““Non t’importa che siamo perduti?”. Quanta disperazione in questa domanda, che racchiude il grido di chi si sente abbandonato. È una richiesta d’aiuto che parla di solitudine, della mancanza di una parola gentile, della vicinanza, e della sensazione di essere soli anche di fronte a Dio. Nel 2024, ben 1.745 persone hanno perso la vita nel Mediterraneo e lungo le rotte terrestri cercando di raggiungere l’Europa, in cerca di un futuro migliore. Le stime globali parlano di 8.565 morti nel 2023, il numero più alto dal 2016. Un dato tragico, che ci ricorda che queste persone non sono solo numeri: erano uomini, donne, con nomi, storie e famiglie che ora piangono la loro scomparsa”. Comincia così la preghiera “Morire di speranza” di monsignor Giorgio Ferretti, arcivescovo metropolita di Foggia Bovino, in una riflessione su chi lascia il proprio paese in cerca di un futuro diverso.
“Il desiderio di una vita migliore, legittimo e umano, spesso si trasforma in tragedia. La spiegazione logica sembra risiedere nel male che alcuni uomini infliggono ai loro simili: mafie, caporalato, trafficanti di esseri umani. Dietro queste parole si celano persone deviate dal denaro e dal potere, pronte a tutto”, scrive mdoda monsignor Ferretti.

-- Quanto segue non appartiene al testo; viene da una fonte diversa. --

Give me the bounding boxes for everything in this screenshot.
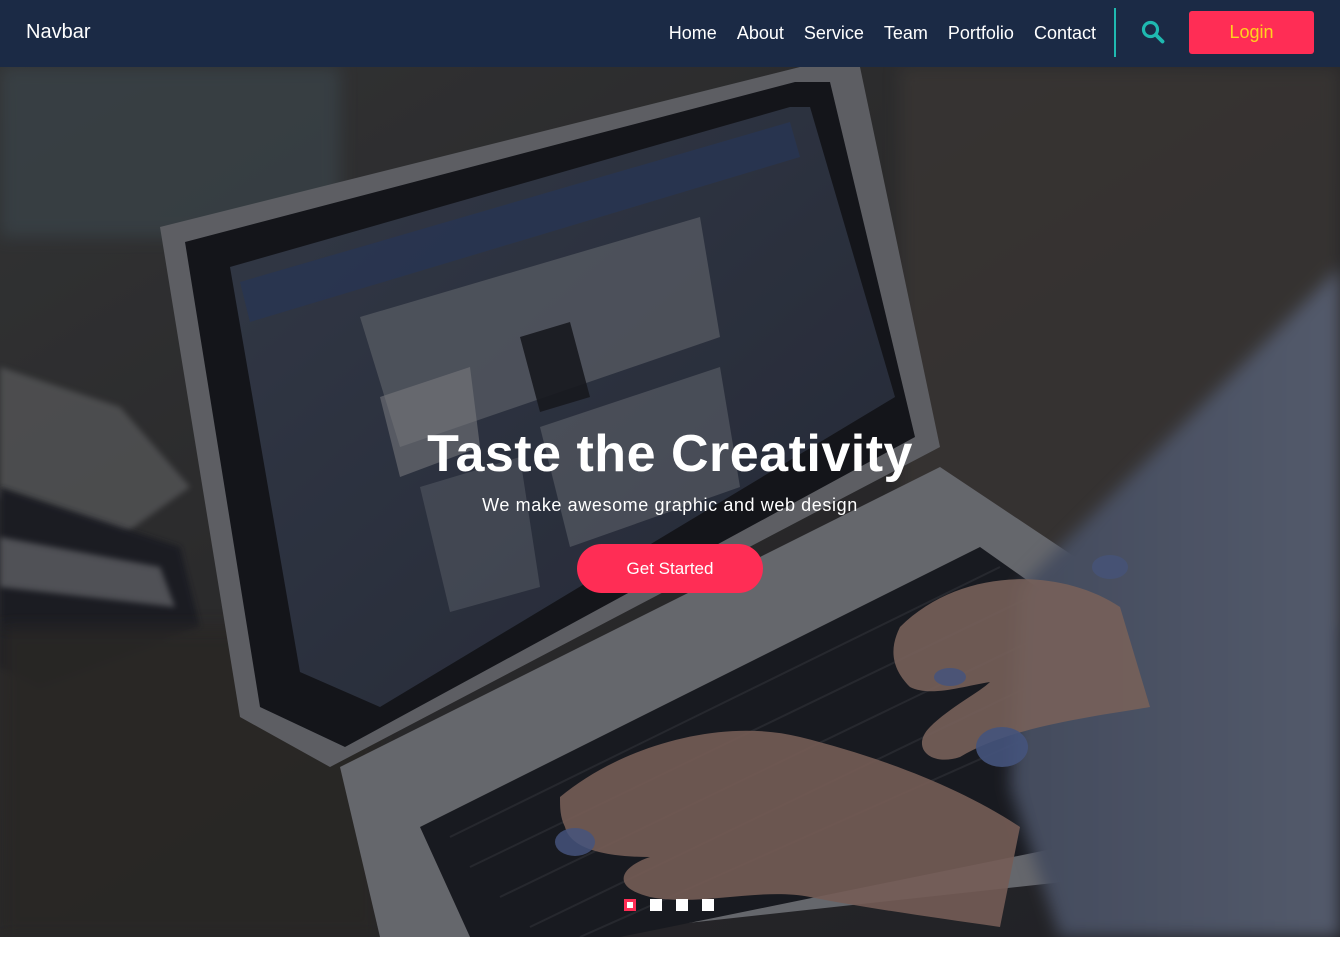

“E noi, dove siamo? Distratti, presi dalle preoccupazioni di un mondo ricco, a volte impauriti. Eppure, c’è chi non si è voltato dall’altra parte. La nascita dei corridoi umanitari, promossi dalla Comunità di Sant’Egidio e dai fratelli evangelici, rappresenta una via legale e sicura per salvare i più vulnerabili dalle mani dei trafficanti. Queste scelte di accoglienza e integrazione sono nate dal dolore e dalla compassione”, sottolinea l’arcivescovo metropolita di Foggia Bovino.
“La Chiesa, come una madre, ci invita a fare memoria, a non dimenticare. Dire “a me importa” diventa un atto di responsabilità, di partecipazione umana. Questa sera ci raccogliamo per piangere e pregare per chi è stato trattato come uno scarto, per chi ha perso la vita cercando speranza. Dio dov’è, quando siamo perduti? Ci importa a noi? Ci risponde Elie Wiesel: “Dio è lì su quel patibolo”, soffre con chi è rigettato e disperato. Dio è rifugio per i naufraghi, è conforto per chi è lontano da casa, è padre per gli orfani. A lui ci rivolgiamo, chiedendo che la tempesta si plachi, affinché nella nostra terra vi sia accoglienza, fraternità e pace. Affidiamo i nomi di questi nostri fratelli e sorelle alla misericordia divina, affinché trovino la pace eterna e ci diano la forza di combattere il male e costruire un mondo migliore”, conclude monsignor Ferretti.